Regardless, which one do we go to as the authoritative source regarding sins, debts, and trespasses?
Just because Matthew is older, it is not more accurate. In the time after Easter, different communities gathered in the names of the different disciples. Communities that were drawn to Mark’s version, Matthew’s, Luke’s, and then John’s. Matthew may have been written down sooner, but the oral traditions from which all of the written versions came, had the same genesis: encounters with Jesus Christ.
And having shared all of that, I now feel like that preacher in the wood cut: WORDS WORDS WORDS WORDS. As compelling and interesting and important as such learning is, how does it actually help us? Will learning the history of the Bible and its transmission and translation make us any more committed to praying it privately and trusting that we can do what it asks?
So let me ask you: What do you need to help make earth into a heavenly place? What is your daily bread, what is the manna from God that you receive daily knowing that it cannot be stored between dusk and dawn? Have you ever been forgiven, intentionally and knowingly, so that you know how and truly do the same for others? What evils tempt you?
WORDS IN PRAYER
For this is not a prayer of mere words. It is a prayer of spiritual fortitude and practical tasks. It is a guidepost to a place we can never reach yet can see through a mirror dimly. This prayer is the beginning of the language of God that can only reveal its truth in our prayer life with God.
The use by translators and church fathers of sins, debts, and trespasses are interpretive. They are interpretations of what they have thought the written language and Jesus meant. But they are just WORDS WORDS WORDS—empty blather without the posture of prayer behind them.

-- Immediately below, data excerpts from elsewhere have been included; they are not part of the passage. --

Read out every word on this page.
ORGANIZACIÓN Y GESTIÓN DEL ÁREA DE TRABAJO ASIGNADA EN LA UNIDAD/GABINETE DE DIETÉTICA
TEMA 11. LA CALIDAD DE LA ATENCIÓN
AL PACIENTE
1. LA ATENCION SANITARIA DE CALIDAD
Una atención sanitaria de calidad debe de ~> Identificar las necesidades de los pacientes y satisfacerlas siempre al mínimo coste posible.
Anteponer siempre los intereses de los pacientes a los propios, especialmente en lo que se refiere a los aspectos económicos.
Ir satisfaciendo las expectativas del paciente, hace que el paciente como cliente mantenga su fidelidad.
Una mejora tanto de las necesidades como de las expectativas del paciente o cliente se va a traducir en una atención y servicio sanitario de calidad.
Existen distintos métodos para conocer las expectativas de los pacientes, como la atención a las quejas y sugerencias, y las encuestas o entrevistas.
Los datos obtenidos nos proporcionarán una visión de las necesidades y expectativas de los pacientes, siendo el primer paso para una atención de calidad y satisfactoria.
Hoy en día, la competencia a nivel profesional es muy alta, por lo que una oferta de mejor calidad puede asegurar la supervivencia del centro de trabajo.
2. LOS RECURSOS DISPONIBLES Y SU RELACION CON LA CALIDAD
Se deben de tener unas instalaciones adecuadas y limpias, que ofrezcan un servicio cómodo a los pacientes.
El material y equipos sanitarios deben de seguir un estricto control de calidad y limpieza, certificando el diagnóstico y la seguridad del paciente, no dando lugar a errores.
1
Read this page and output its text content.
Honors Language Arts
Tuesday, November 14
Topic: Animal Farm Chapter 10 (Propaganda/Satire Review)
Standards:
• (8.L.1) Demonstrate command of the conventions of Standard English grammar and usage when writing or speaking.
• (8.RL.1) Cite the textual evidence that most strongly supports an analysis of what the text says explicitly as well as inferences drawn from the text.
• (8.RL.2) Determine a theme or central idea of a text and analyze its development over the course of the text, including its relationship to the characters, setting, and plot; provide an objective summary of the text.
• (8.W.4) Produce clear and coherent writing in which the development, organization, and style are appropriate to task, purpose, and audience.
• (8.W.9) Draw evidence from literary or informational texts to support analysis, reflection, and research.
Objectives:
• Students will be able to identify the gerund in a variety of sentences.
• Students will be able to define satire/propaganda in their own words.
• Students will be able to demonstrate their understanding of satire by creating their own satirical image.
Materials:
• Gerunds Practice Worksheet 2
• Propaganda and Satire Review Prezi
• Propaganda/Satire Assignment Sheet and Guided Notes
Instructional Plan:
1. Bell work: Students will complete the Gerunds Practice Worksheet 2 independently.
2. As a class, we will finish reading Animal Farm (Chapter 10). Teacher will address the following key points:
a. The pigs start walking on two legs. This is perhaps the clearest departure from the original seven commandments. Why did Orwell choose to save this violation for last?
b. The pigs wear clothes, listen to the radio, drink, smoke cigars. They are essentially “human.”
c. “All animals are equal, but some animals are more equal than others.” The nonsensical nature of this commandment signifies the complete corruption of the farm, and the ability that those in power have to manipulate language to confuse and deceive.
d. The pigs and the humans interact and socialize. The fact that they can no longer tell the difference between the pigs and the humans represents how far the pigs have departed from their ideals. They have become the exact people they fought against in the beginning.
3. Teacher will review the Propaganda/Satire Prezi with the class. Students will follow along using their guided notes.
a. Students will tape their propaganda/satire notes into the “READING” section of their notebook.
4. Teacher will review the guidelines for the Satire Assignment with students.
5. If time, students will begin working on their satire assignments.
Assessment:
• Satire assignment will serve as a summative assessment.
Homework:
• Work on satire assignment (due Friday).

So ask God, in private, for the one that will help you along Christ’s Way. If you need help with sin, use that. If you have been trespassed upon, say so. If you have been forgiven a debt, then you are blessed among us.
And if and when the words fail, pray in silence. In the roaring din of this contemporary age, God will be glad to have the room to do some talking. And the words will be good.